Fitting sinusoidal data in Python

Question

I am trying to fit experimental data

with a function of the form:

A * np.sin(w*t + p) * np.exp(-g*t) + c

However, the fitted curve (the line in the following image) is not accurate:

If I leave out the exponential decay part, it works and I get a sinus function that is not decaying:

The function that I use is from this thread:

def fit_sin(tt, yy):
    '''Fit sin to the input time sequence, and return fitting parameters "amp", "omega", "phase", "offset", "freq", "period" and "fitfunc"'''
    tt = np.array(tt)
    yy = np.array(yy)
    ff = np.fft.fftfreq(len(tt), (tt[1]-tt[0]))   # assume uniform spacing
    Fyy = abs(np.fft.fft(yy))
    guess_freq = abs(ff[np.argmax(Fyy[1:])+1])   # excluding the zero frequency "peak", which is related to offset
    guess_amp = np.std(yy) * 2.**0.5
    guess_offset = np.mean(yy)
    guess_phase = 0.
    guess_damping = 0.5
    guess = np.array([guess_amp, 2.*np.pi*guess_freq, guess_phase, guess_offset, guess_damping])

    def sinfunc(t, A, w, p, g, c):  return A * np.sin(w*t + p) * np.exp(-g*t) + c
    popt, pcov = scipy.optimize.curve_fit(sinfunc, tt, yy, p0=guess)
    A, w, p, g, c = popt
    f = w/(2.*np.pi)
    fitfunc = lambda t: A * np.sin(w*t + p) * np.exp(-g*t) + c
    return {"amp": A, "omega": w, "phase": p, "offset": c, "damping": g, "freq": f, "period": 1./f, "fitfunc": fitfunc, "maxcov": np.max(pcov), "rawres": (guess,popt,pcov)}

res = fit_sin(x, y)
x_fit = np.linspace(np.min(x), np.max(x), len(x))

plt.plot(x, y, label='Data', linewidth=line_width)
plt.plot(x_fit, res["fitfunc"](x_fit), label='Fit Curve', linewidth=line_width)
plt.show()

I am not sure if I implemented the code incorrectly or if the function is not able to describe my data correctly. I appreciate your help!

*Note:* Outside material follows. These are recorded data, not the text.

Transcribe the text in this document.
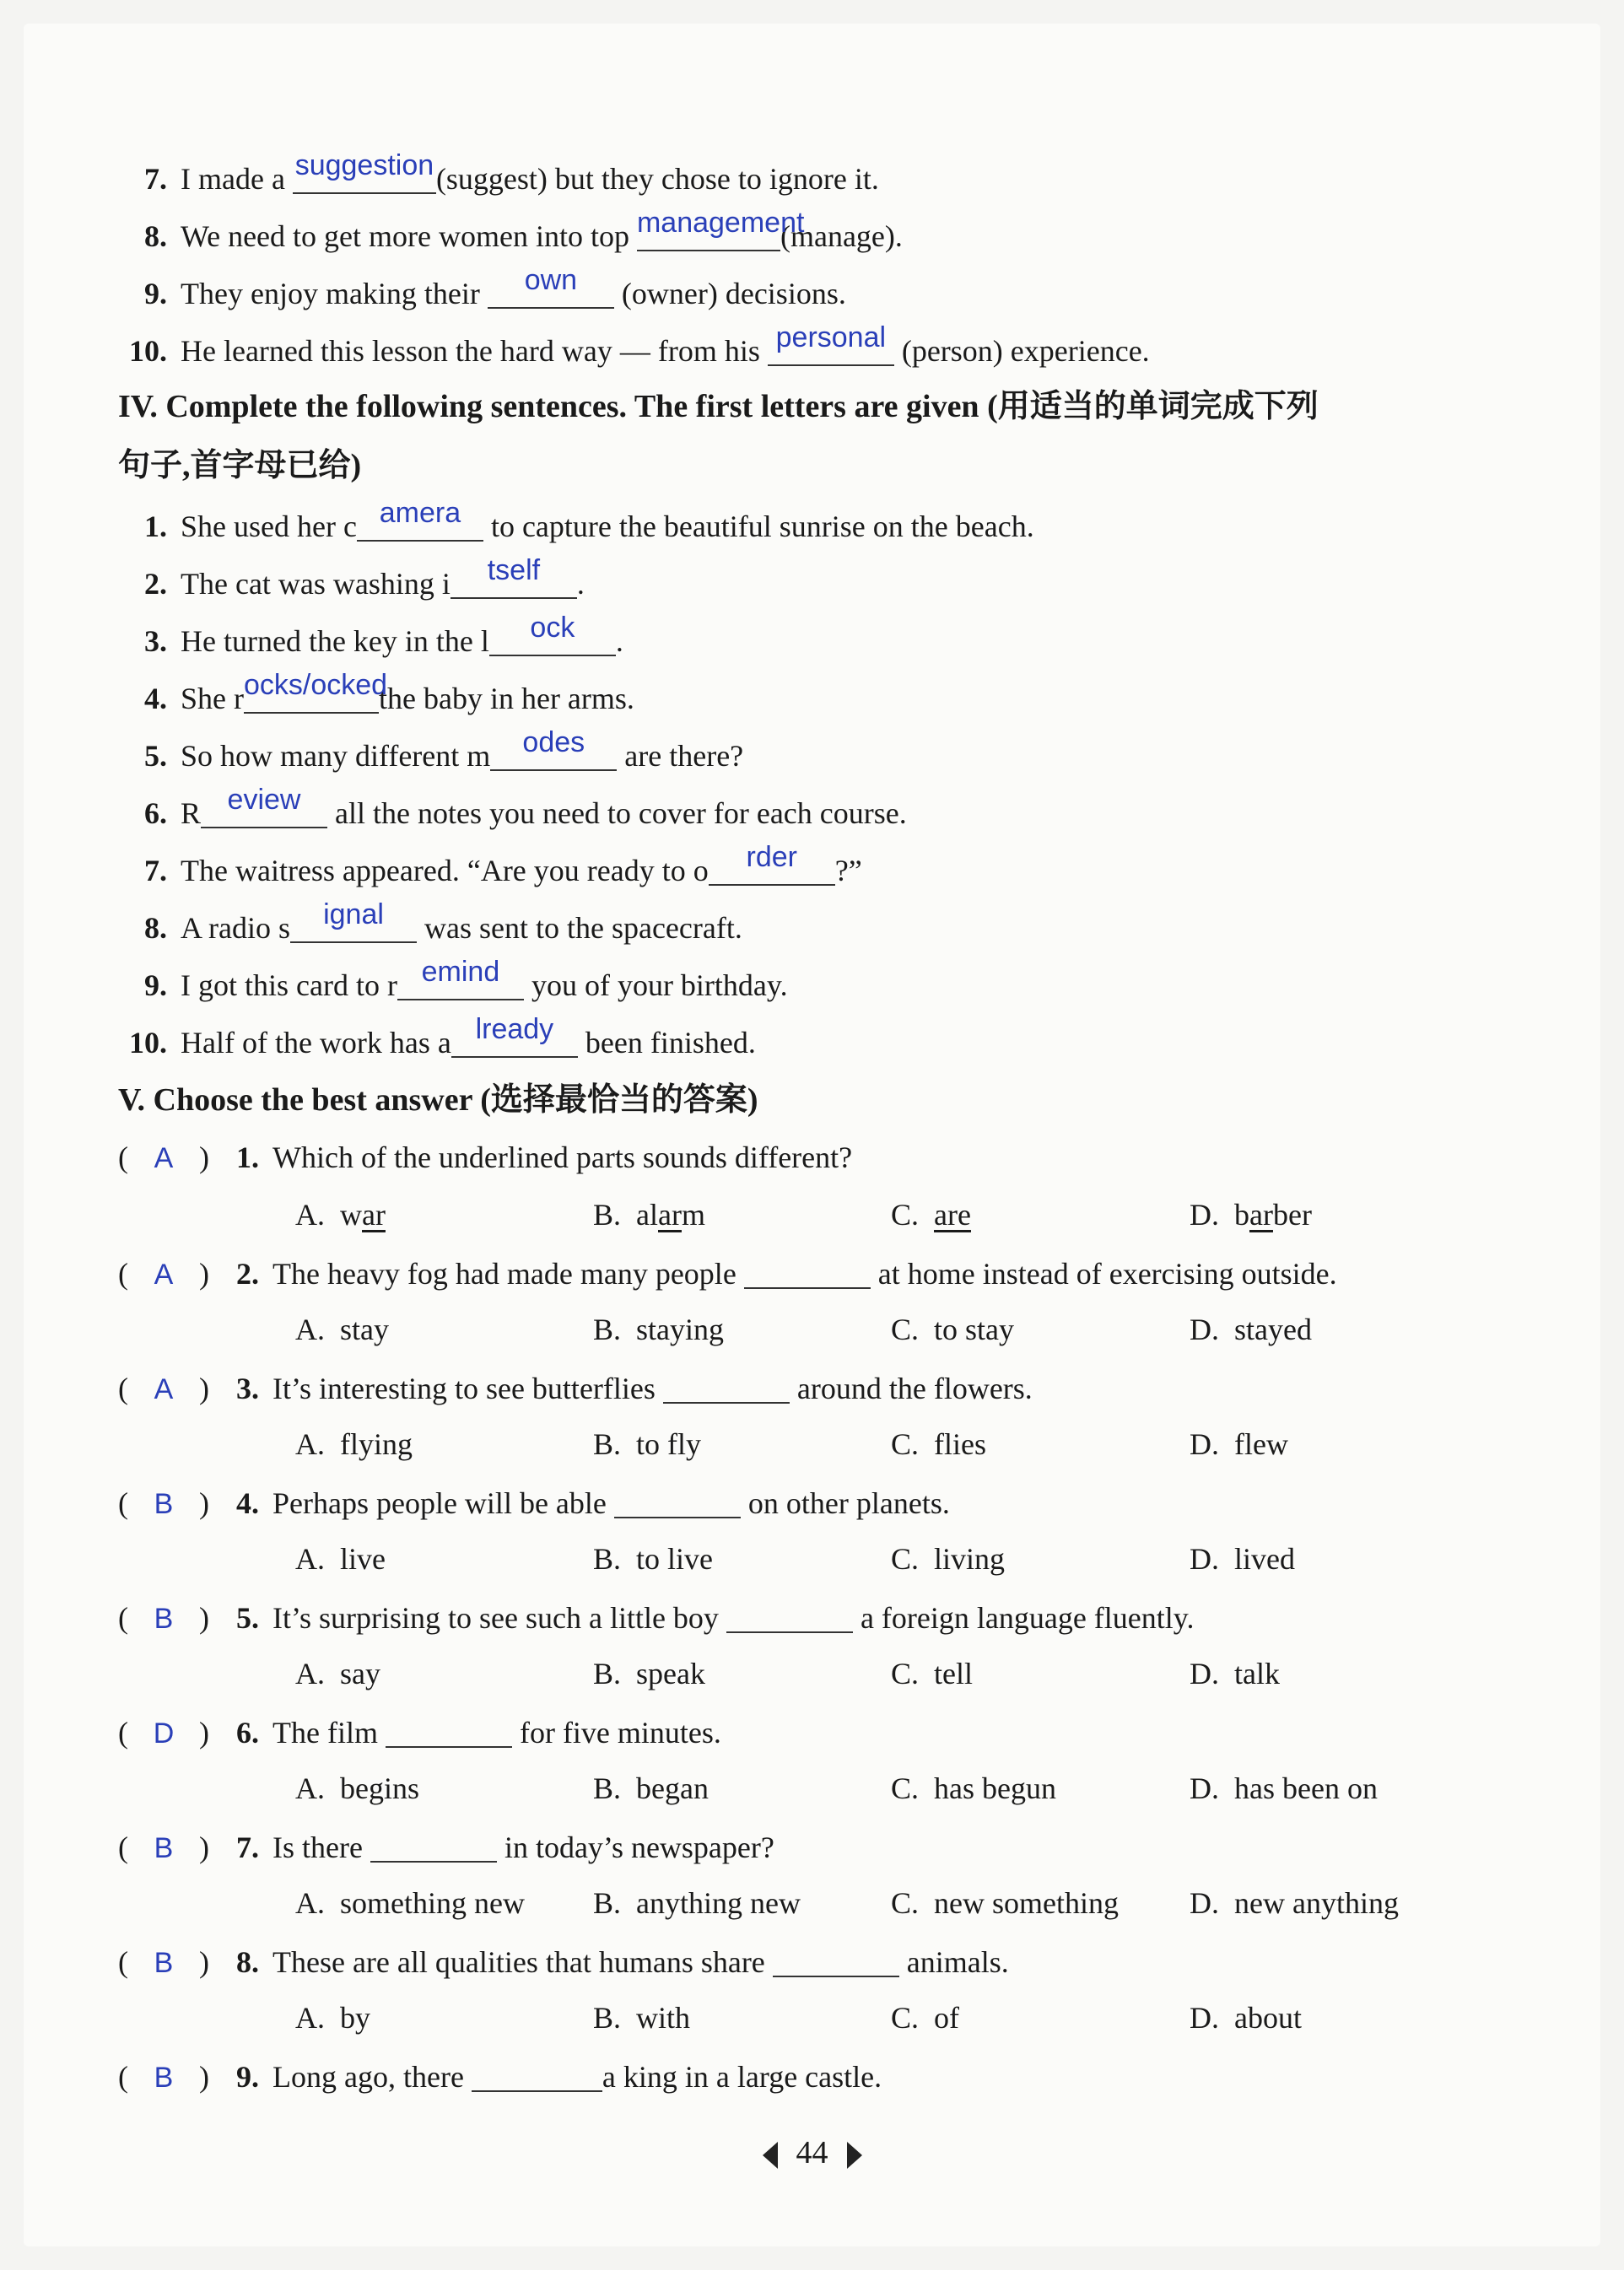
7. I made a suggestion (suggest) but they chose to ignore it.
8. We need to get more women into top management
(manage).
9. They enjoy making their	own	(owner) decisions.
10. He learned this lesson the hard way — from his personal (person) experience.
IV. Complete the following sentences. The first letters are given (用适当的单词完成下列
句子,首字母已给)
1. She used her c amera to capture the beautiful sunrise on the beach.
2. The cat was washing i	tself	.
3. He turned the key in the l	ock	.
4. She r ocks/ocked
the baby in her arms.
5. So how many different m	odes	are there?
6. R eview all the notes you need to cover for each course.
7. The waitress appeared. “Are you ready to o	rder	?”
8. A radio s	ignal	was sent to the spacecraft.
9. I got this card to r emind you of your birthday.
10. Half of the work has a lready been finished.
V. Choose the best answer (选择最恰当的答案)
( A ) 1. Which of the underlined parts sounds different?
A. war	B. alarm	C. are	D. barber
( A ) 2. The heavy fog had made many people	at home instead of exercising outside.
A. stay	B. staying	C. to stay	D. stayed
( A ) 3. It’s interesting to see butterflies	around the flowers.
A. flying	B. to fly	C. flies	D. flew
( B ) 4. Perhaps people will be able	on other planets.
A. live	B. to live	C. living	D. lived
( B ) 5. It’s surprising to see such a little boy	a foreign language fluently.
A. say	B. speak	C. tell	D. talk
( D ) 6. The film	for five minutes.
A. begins	B. began	C. has begun	D. has been on
( B ) 7. Is there	in today’s newspaper?
A. something new B. anything new	C. new something D. new anything
( B ) 8. These are all qualities that humans share	animals.
A. by	B. with	C. of	D. about
( B ) 9. Long ago, there	a king in a large castle.
44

You can load the txt file from here:

GitHub

and manipulate the data like this to compare it with the post:

file = 'A2320_Data.txt'
column = 17

data = np.loadtxt(file, float)

start = 270
end = 36000

time_scale = 3600

x = []
y = []
for i in range(len(data)):
    if start < data[i][0] < end:
        x.append(data[i][0]/time_scale)
        y.append(data[i][column])

x = np.array(x)
y = np.array(y)

plt.plot(x, y, label='Pyro Oscillations', linewidth=line_width)

Answer 1

Your fitted curve will look like this

import numpy as np
import matplotlib.pyplot as plt
import scipy.optimize
def sinfunc(t, A, w, p, g, c):  return A * np.sin(w*t + p) * np.exp(-g*t) + c

tt = np.linspace(0, 10, 1000)
yy = sinfunc(tt, -1, 10, 2, 0.3, 2)
plt.plot(tt, yy)

g stretches the envelope horizontally, c moves the center vertically, w determines the oscillation frequency, A stretches the envelope vertically.

So it can't accurately model the data you have.

Also, you will not be able to reliably fit w, to determine the oscilation frequency it is better to try an FFT.

Of course you could adjust the function to look like your data by adding a few more parameters, e.g.

import numpy as np
import matplotlib.pyplot as plt
import scipy.optimize
def sinfunc(t, A, w, p, g, c1, c2, c3):  return A * np.sin(w*t + p) * (np.exp(-g*t) - c1) + c2 * np.exp(-g*t) + c3

tt = np.linspace(0, 10, 1000)
yy = sinfunc(tt, -1, 20, 2, 0.5, 1, 1.5, 1)
plt.plot(tt, yy)

But you will still have to give a good guess for the frequency.